Kurzel e o cinematografista Adam Arkapaw capricham mesmo em termos de enquadramento e iluminação. Assassin’s Creed é um dos poucos blockbusters contemporâneos que possuem um visual arrojado e bem elaborado, mesclando tons mornos e frios a todos os momentos com demarcações de sombras diversas mesmo que os períodos da regressão sejam muito mais carregados por tons pastéis quentes e com granulação maior.
No que Kurzel é equivocado, facilmente reconhecemos. O filme é incompetente para lançar as referências certas aos games, de toques que fariam a felicidade dos fãs. Há apenas o óbvio ali: parkour (muito bem coreografado), hidden blades, saltos de fé e um excesso abundante de elipses de tempo focando na águia que sobrevoa diversas cenas.

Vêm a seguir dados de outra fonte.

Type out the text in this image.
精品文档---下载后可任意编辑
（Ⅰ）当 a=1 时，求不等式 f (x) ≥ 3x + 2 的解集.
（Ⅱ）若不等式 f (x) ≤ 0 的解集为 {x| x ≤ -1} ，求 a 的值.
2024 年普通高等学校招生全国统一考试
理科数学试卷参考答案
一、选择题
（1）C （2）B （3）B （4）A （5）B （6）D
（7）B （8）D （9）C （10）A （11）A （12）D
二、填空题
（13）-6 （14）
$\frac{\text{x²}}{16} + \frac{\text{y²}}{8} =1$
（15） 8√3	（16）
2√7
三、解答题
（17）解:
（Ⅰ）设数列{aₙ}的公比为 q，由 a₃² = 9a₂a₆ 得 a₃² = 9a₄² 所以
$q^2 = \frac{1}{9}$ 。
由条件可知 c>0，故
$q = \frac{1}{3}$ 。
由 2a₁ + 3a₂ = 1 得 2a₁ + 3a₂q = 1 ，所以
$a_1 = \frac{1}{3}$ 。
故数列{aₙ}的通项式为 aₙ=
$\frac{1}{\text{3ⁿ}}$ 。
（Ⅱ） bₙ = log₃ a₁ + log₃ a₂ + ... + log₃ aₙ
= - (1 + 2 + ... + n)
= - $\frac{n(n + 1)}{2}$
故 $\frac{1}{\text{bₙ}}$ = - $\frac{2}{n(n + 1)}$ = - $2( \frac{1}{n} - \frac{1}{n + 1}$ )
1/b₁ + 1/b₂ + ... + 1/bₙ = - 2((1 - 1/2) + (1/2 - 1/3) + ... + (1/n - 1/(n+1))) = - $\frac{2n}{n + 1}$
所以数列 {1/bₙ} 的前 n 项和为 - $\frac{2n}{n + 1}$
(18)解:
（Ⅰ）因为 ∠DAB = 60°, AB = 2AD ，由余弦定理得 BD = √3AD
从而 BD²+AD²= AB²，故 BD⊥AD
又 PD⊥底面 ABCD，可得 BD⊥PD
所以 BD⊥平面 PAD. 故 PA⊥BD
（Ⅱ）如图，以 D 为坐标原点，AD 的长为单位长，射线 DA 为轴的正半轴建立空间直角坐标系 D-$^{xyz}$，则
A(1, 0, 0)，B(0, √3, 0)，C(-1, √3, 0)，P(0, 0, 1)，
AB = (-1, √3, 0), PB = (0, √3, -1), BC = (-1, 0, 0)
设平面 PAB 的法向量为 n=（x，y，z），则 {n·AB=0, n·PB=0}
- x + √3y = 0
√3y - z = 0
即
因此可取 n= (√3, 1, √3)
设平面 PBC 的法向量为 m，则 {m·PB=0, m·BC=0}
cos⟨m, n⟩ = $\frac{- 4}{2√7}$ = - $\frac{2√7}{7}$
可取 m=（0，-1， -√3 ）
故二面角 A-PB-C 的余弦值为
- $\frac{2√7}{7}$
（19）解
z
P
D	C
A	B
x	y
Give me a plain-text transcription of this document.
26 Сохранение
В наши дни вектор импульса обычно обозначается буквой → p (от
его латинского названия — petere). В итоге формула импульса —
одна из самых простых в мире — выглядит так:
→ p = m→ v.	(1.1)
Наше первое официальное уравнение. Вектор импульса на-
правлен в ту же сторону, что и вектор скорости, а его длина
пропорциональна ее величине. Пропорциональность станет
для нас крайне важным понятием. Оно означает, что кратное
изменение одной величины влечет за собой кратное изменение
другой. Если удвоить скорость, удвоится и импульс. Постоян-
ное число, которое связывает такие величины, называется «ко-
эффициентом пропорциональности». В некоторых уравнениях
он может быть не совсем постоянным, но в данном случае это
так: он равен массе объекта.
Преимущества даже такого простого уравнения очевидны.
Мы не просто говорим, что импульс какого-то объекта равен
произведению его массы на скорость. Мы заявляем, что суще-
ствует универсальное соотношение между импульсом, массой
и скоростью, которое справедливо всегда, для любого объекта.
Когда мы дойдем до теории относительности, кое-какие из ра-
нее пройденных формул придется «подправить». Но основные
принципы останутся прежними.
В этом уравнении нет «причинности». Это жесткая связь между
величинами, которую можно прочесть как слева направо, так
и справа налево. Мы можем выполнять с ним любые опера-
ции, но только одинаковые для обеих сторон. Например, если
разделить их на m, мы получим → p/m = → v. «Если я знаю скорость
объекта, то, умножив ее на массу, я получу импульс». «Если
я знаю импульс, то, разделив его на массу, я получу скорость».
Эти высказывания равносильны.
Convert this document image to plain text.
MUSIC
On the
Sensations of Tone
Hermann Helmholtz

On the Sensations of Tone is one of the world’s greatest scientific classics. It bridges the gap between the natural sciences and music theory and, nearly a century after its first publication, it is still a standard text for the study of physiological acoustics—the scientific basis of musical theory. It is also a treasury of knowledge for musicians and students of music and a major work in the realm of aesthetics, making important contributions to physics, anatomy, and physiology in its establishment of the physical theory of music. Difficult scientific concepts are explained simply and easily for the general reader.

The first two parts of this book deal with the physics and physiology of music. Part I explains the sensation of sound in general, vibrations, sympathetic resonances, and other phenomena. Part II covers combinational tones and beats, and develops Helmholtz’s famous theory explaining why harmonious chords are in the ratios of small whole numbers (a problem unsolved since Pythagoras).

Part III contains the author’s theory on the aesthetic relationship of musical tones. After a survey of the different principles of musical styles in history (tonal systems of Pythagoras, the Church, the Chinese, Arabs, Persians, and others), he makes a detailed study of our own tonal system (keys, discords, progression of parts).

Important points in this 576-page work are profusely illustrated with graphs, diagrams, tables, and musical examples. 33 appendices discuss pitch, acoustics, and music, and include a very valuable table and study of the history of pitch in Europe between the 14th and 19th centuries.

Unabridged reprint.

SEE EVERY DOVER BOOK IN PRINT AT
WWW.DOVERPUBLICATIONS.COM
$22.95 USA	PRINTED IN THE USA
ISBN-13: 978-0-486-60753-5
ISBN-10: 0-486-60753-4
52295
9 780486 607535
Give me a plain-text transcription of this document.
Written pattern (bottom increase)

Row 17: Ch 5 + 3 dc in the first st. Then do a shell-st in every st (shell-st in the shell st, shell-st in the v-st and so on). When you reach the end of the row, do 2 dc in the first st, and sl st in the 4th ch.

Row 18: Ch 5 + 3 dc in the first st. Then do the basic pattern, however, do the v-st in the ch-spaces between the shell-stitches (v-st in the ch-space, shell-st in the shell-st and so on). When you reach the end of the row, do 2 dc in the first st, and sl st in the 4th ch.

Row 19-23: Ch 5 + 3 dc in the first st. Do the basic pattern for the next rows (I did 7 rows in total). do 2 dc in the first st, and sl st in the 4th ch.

Aliás, diversas tomadas aéreas ótimas são sacrificadas por tanta fumaça digital que há nesse filme. É absurdo o nível de CGI ruim que oculta os efeitos práticos bem feitos. Nisso, Kurzel não consegue valorizar o design de produção em diversos sentidos: seja nos cenários bonitos contemporâneos e históricos ou no estupendo trabalho de figurinos e outros adereços de cena.
As três sequências de ação são irregulares em qualidade. Enquanto a primeira se destaca pela boa montagem e diversidade de enquadramentos, as outras duas regressões são fracas sendo a segunda a pior delas. Nessa longa perseguição, a segunda unidade e Kurzel se atrapalham em gravar em espaços apertados, causando um vômito visual de tão grotesca que a passagem se torna, além de seu final anticlimático injustificado.
Suicídio de Fé?
A estreia de Assassin’s Creed nos cinemas poderia ser muito superior ao que foi apresentado aqui. Há sim bons conflitos e pretensões esboçadas pelo roteiro que sempre falha em desenvolvê-las ou resolvê-las de modo mais memorável. O rol de personagens é um desperdício tremendo, pois é perceptível o quanto Fassbender, Cotillard e Irons estavam se dedicando em tornar as figuras desses indivíduos em algo tanto mais complexo.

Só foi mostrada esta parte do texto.